Pero si lo que nos interesa es estudiar de una forma más humanista que científica (sin excluir esta aproximación sistemática y, hasta donde la bioética lo permite, experimental) y atestiguar frente a nosotros una recreación de la idea que de lo que es, o debe ser, o debe evitar ser, la compleja interacción médico/paciente, nada como la ópera. En medio centenar de medio millar de libretos de obras operísticas que se extienden por casi doscientos cincuenta años, un médico y su paciente son parte del reparto.

Aunque cantantes, los médicos no siempre llevan la voz cantante y su papel pasó de engañabobos itinerantes, más preocupados por su beneficio que por sanar al paciente (así sea de mal de amores), como el doctor Dulcamara en L’Elisir d’Amore de Donizetti, a respetados y empáticos profesionistas que acompañan en sus últimas horas al moribundo, tal cual el doctor Grenvill en La Traviatta de Verdi.

Hasta aquí todo muy bien, de no ser porque en el siglo XX se nos atraviesa la figura del médico como científico amoral para quien el paciente no es más que un objeto de estudio con el que experimentar (un temor siempre presente desde la revolución que posibilitó la ciencia moderna), como lo es Wozzeck en la ópera homónima de Alban Berg. Si comenzamos este recorrido literario/musical con el dinero y la fama como fines, esperemos no terminarlo con un simple reemplazo del bienestar del paciente por el estatus social que nos da el mérito académico.

¿Cuál es el futuro de la relación entre médicos y pacientes? ¿Hasta qué punto se verá influenciada por las nuevas tecnologías? ¿Internet, la realidad virtual, las aplicaciones y la inteligencia artificial la facilitarán y harán más ubicua, o la disminuirán y la volverán más prescindible? Si en algún lugar podemos reflexionar sobre éstas y otras cuestiones reales, e imaginar posibles respuestas, ese lugar es la ficción literaria.

*Luis Javier Plata Rosas

Nació en la Ciudad de México. Emigró a Ensenada, Baja California, para estudiar la licenciatura en Oceanología (UABC), la maestría en Oceanografía Física (CICESE) y el doctorado en Oceanografía Costera (UABC, de nuevo).

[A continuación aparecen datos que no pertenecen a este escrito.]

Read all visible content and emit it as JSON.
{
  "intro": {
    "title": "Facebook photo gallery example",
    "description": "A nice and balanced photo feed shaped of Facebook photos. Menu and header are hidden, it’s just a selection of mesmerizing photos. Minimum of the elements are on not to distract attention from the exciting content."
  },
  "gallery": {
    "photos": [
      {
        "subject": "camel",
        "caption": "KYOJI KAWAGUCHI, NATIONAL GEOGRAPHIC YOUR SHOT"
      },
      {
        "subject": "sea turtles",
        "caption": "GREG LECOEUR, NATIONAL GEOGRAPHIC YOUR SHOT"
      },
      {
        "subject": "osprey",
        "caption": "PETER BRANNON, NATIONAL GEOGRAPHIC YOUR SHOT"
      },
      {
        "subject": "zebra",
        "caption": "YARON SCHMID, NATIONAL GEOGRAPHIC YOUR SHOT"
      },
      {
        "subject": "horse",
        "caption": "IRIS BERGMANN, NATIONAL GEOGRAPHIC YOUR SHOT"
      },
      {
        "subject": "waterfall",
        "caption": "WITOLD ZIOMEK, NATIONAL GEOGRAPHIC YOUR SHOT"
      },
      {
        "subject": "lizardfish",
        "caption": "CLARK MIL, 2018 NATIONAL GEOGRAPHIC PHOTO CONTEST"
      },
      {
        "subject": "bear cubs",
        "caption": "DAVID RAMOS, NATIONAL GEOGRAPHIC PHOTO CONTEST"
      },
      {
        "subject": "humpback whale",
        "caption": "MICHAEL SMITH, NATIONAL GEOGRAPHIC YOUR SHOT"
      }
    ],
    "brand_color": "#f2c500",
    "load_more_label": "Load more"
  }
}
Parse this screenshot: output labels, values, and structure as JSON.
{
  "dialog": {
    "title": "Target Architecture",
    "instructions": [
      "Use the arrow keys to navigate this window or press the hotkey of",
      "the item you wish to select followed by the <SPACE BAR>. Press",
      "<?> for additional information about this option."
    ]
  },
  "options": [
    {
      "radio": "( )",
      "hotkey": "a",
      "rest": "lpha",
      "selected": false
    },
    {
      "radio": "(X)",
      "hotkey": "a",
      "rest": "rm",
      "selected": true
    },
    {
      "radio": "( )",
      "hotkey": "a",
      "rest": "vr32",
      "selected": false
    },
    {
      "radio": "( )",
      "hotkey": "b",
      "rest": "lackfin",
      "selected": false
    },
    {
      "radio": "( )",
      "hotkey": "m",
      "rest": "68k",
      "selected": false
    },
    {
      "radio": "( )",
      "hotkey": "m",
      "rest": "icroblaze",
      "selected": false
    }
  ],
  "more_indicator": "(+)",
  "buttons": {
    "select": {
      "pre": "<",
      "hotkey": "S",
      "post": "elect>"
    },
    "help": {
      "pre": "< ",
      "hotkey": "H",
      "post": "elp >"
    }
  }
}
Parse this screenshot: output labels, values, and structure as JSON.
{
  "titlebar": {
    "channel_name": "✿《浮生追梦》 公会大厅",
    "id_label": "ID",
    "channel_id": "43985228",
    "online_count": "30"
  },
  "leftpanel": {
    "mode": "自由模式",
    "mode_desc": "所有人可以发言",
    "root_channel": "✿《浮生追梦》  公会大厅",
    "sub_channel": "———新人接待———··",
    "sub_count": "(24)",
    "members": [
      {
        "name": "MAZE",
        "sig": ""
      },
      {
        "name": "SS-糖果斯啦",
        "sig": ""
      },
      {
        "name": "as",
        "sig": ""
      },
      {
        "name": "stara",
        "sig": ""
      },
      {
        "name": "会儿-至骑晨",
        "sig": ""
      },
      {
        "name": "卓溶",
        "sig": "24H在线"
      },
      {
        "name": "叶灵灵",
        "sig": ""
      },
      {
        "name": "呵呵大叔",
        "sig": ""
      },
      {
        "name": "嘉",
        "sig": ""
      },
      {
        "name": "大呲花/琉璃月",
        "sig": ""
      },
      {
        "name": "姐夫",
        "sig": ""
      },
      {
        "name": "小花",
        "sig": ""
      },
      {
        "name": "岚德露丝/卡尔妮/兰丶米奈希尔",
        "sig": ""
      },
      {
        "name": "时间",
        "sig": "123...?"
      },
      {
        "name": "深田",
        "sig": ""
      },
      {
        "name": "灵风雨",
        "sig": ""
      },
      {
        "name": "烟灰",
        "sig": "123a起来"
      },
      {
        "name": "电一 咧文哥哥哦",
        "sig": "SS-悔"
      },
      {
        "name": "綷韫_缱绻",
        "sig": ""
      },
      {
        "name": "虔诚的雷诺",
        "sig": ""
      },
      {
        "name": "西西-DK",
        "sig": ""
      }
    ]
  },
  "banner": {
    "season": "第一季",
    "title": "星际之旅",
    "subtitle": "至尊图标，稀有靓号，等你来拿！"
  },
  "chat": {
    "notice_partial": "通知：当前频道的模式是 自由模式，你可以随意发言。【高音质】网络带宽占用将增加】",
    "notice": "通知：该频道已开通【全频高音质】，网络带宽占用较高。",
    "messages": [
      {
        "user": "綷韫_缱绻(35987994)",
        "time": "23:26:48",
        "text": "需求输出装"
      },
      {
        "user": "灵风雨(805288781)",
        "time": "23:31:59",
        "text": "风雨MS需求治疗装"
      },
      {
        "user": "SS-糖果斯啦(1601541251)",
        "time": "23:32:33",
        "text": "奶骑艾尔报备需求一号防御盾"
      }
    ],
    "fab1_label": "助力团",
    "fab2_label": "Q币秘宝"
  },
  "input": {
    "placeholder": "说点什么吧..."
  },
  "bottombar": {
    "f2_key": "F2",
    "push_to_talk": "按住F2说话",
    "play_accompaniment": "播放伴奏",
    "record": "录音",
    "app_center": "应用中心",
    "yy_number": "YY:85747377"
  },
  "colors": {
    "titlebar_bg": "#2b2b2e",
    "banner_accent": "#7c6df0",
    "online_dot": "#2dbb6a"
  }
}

Emigró a Puerto Vallarta, donde lleva puesta desde entonces la camiseta de los Leones Negros de la Universidad de Guadalajara, pues trabaja en el Centro Universitario de la Costa de esta benemérita institución. Vive con su esposa (también oceanóloga, también doctora, también Leona UDG), dos hijos y cinco gatas y corre un maratón por año.